# Valinor



## Éomond (Dec 21, 2002)

I just started reading the Silmarillion and I can't find where Valinor is. 

Where is Valinor???


----------



## Anamatar IV (Dec 21, 2002)

Valinor _was_ across the sea from Beleriand (note: note middle earth) in Aman.

But it gets removed from the confines of the world later in the book.


----------



## Éomond (Dec 21, 2002)

Ok thanks, I felt real stupid looking at the map all the time trying to figure it out.

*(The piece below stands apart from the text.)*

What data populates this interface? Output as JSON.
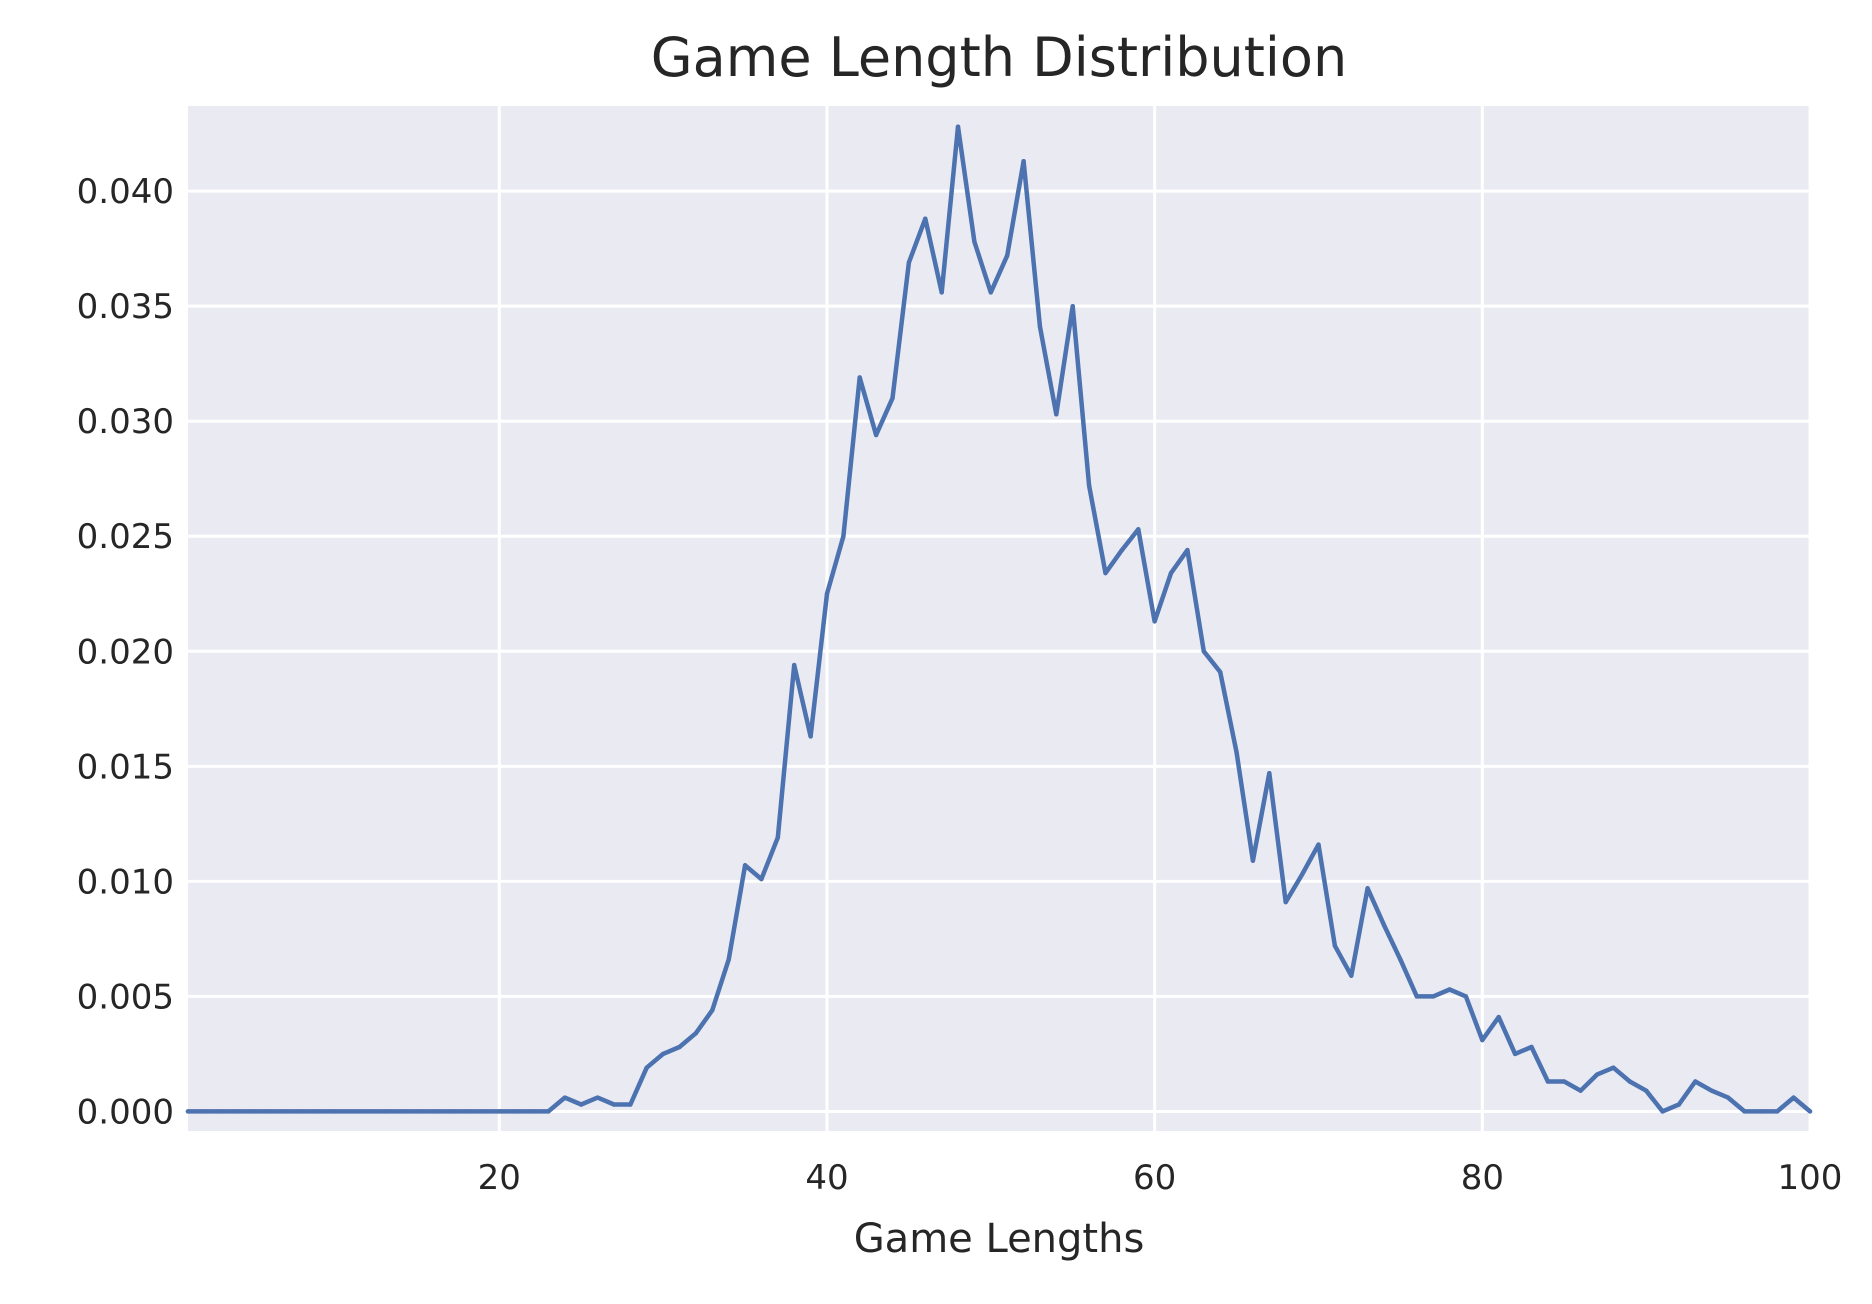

Where does it say in the book where it is?


----------



## Manwë Súlimo (Dec 22, 2002)

From the chapter Of the Beginning of Days in the Silmarillion:


> Thus ended the Spring of Arda. The dwelling of the Valar upon Almaren was utterly destroyed, and they had no abiding place upon the face of the Earth. Therefore they departed from Middle-earth and went to the Land of Aman, *the westernmost of all lands upon the borders of the world; for its west shores looked upon the Outer Sea*, that is called by the Elves Ekkaia, encircling the Kingdom of Arda. how wide is that sea none know but the Valar; and beyond it are the Walls of the Night. But the east shores of Aman were the uttermost end of Belegaer, the Great Sea of the West; and since Melkor was returned to Middle-earth and they could not yet overcome him, the Valar fortified their dwelling, and upon the shores of the sea they raised the Pelóri, the Mountains of Aman, highest upon Earth. And above all the mountains of the Pelóri was that height upon whose summit Manwë set his throne. Taniquetil the Elves name that holy mountain, and Oiolossë Everlasting Whiteness, and Elerrína Crowned with Stars, and many names beside; but the Sindar spoke of it in their later tongue as Amon Uilos. Taniquetil Manwë and Varda could look out across the Earth even into the furthest East.
> *Behind the walls of the Pelóri the Valar established their domain in that region which is called Valinor*; and there were their houses, their gardens , and their towers. In that guarded land the Valar gathered great store of light and all the fairest things that were saved from the ruin; and many others yet fairer they made anew, and Valinor became more beautiful even the Middle-earth in the Spring of Arda; ad it was blessed, for the Deathless dwelt there, and there naught faded nor withered, neither was there any stain upon flower or leaf in that land, nor any corruption or sickness in anything that lived; for the very stones and waters were hallowed.


 that is where Valinor is.


----------



## Gil-Galad (Dec 23, 2002)

Later Valinor is re-placed .Because of men,because of Numenorians.Is re-placed outside the visible world and there are secret path which only elves know so they can reach Aman.


----------